Seeing that the Stygians had no chance against the monster, Conan resolved to take his leave while the Thing was still occupied with the slavers and before it turned its attention to him. Thinking it unwise to enter the hall, he sought a more direct exit He cimbed out through a window. This let on to a roof terrace of broken tiles, where a false step could drop him through a gap in the pavement to ground level.
The rain had slackened to a drizzle. The moon, now nearly overhead, showed intermittent beams again. Looking down from the parapet that bounded the terrace, Conan found a place where the exterior carvings, together with climbing vines, provided means of descent. With the lithe grace of an ape, he lowered himself hand over hand down the weirdly carven facade.

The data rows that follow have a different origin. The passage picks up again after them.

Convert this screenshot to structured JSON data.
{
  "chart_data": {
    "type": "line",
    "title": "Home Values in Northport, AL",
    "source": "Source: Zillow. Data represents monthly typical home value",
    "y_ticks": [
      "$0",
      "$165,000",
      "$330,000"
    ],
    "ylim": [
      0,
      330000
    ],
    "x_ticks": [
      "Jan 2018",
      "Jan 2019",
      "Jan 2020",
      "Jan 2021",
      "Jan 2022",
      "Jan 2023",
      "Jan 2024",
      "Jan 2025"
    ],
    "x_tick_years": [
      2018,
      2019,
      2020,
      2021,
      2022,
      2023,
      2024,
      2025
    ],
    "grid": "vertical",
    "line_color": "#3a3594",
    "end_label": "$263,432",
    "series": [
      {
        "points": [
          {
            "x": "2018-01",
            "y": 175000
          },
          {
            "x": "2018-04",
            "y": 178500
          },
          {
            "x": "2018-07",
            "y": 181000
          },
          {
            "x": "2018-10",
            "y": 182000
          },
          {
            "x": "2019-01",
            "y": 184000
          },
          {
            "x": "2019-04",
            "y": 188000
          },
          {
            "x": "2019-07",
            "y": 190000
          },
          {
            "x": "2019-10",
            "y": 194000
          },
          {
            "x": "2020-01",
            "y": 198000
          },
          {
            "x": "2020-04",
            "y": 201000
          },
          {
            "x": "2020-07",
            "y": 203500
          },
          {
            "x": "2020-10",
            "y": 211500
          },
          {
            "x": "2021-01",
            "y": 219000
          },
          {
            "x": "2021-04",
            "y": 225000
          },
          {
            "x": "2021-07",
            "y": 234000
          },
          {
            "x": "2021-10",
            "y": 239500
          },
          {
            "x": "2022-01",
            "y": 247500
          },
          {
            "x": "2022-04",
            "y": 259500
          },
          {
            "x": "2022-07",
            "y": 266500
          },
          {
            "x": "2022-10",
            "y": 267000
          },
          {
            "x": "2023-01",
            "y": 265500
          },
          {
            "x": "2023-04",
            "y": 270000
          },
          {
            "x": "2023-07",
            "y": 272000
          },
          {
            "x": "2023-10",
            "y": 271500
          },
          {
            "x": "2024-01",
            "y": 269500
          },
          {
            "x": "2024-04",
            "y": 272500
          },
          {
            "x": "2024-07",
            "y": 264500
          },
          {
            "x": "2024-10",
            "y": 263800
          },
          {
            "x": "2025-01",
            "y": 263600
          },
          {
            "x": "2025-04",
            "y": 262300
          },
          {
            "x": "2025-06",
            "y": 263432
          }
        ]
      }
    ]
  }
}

Now the moon glazed out in full glory, lighting the courtyard below where the Stygians horses stood tethered, moving and whinnying uneasily at the sounds of mortal combat that came from the great hall. Over the roar of battle sounded screams of agony as man after man was torn limb from limb.
Conan dropped, landing lightly on the earth of the courtyard. He sprinted for the great black mare that had belonged to the leader of the slavers. He would have liked to linger to loot the bodies, for he needed their armor and other supplies. The mail shirt he had worn as Belits piratical partner had long since succumbed to wear and rust, and his flight from Bamula had been too hasty to allow him to equip himself more completely. But no force on earth could have drawn him into that ”hall, where a horror of living death still stalked and slew.
As the young Cimmerian untethered the horse he had chosen, a screaming figure burst from the entrance and came pelting across the courtyard toward him. Conan saw that it was the man who had stood the first sentry-go. The Stygian’s helmet and mail shirt had protected him just enough to enable him to survive the massacre of his comrades.
Conan opened his mouth to speak. There was no love lost between him and the Stygian people; nevertheless, if this Stygian were the only survivor of his party, Conan would have been willing to form a rogues alliance with him, however temporary, until they could reach more settled country.